During the conflict, FK Sarajevo smuggled a squad out of the besieged city and went on a 54-match tour of 17 countries in an attempt to publicise the fate of a city where more than 11,000 would die in the three and a half years leading up to November 1995.

It will be 20 years on Saturday week since the framework agreement that brought an end to the fighting was reached. Inevitably, no deal would have satisfied everyone by that stage but there was at least widespread relief that the killing and dying would stop.

Getting to the stage where everyone might unite behind a national team though, is quite another thing. Matters may not have been helped by the debts that were owed in the wake of the war. Arranging a friendly in Iran, for instance, which had previously been supportive of the FK Sarajvo tour, cost the association one manager in May 2008.

World Cup

There was a shady financial aspect to it all too and the incident prompted a player strike that led to a charity all-star game attracting more than 15,000 fans to the Kosevo stadium in Sarajevo while 150 or so showed up in Zenica to see the national team play against Azerbaijan.
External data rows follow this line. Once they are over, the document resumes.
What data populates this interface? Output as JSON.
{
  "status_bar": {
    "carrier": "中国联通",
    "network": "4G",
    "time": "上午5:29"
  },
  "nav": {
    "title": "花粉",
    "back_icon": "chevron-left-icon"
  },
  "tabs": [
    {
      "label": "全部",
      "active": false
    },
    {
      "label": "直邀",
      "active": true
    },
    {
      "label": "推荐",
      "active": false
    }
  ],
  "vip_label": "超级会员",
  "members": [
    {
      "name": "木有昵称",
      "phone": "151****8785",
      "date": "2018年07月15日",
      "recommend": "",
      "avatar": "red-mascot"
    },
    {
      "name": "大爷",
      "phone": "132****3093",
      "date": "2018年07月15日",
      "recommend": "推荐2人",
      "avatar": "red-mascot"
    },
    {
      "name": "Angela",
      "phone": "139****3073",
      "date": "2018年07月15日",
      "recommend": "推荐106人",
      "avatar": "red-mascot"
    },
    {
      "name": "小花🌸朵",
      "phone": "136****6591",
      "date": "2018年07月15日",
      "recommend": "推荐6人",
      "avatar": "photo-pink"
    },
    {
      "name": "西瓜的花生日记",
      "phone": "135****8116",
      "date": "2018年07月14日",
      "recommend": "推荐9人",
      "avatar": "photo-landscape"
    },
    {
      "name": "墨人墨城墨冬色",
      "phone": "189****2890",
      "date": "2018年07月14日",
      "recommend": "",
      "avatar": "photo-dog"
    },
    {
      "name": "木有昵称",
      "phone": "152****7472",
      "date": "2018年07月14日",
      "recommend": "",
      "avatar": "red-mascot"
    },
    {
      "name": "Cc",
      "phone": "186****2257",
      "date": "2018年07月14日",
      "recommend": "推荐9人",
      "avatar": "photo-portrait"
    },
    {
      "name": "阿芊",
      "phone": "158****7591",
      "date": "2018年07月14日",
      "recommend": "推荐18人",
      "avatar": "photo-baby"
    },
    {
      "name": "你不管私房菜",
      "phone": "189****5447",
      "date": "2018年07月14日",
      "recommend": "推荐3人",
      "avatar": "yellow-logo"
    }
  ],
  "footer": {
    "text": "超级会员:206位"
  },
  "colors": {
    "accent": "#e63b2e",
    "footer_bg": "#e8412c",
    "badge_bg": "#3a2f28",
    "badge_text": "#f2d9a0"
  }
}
Miroslav Blazevic, a Bosnian Croat, took over and, building on the earlier efforts of Blaz Sliskovic, renewed the effort to assemble all the nation's available talents in one team.  "We are too small a country to be divided," he said as Bosnian born players like Vedran Corluka, Dejan Lovren, Neven Subotic and Nikica Jelavic opted to play for neighbouring nations. "On my team, everybody likes each other and I'm their father."

The team came close to achieving their first qualification in 2010 and 2012 before Ibisevic’s winning goal against Lithuania in Vilnius earned them a place at the 2014 World Cup under successor Safet Susic.

Football, though, provides a window into the nation’s enduring divisions and so while Sarajevo and other predominantly Muslim areas celebrated, local Serbs and Croats largely ignored and often resented the success.

Some, especially among the Croat community are said to be coming around these days to a side that, partly because of the defections, only really includes a few non “Bosniaks” (who comprise 48 per cent of the population like Croat Toni Sunjic and Serb Milan Djuric).

Crucially though, after early attempts at positive discrimination aimed at achieving a mix, there seems to be a sense that the best players now get picked for the team and at under-age levels things are much more representative.

Ibisevic believes it remains an example of how the country as a whole might one day get along. “I love my team,” he said in an interview with ESPN last year.

“I love my team-mates. Just the fact that we get along perfectly. We have no problems with each other. We have all kinds of different people on the team and everyone gets along. I love that fact. It’s a proof for the country that it could work.”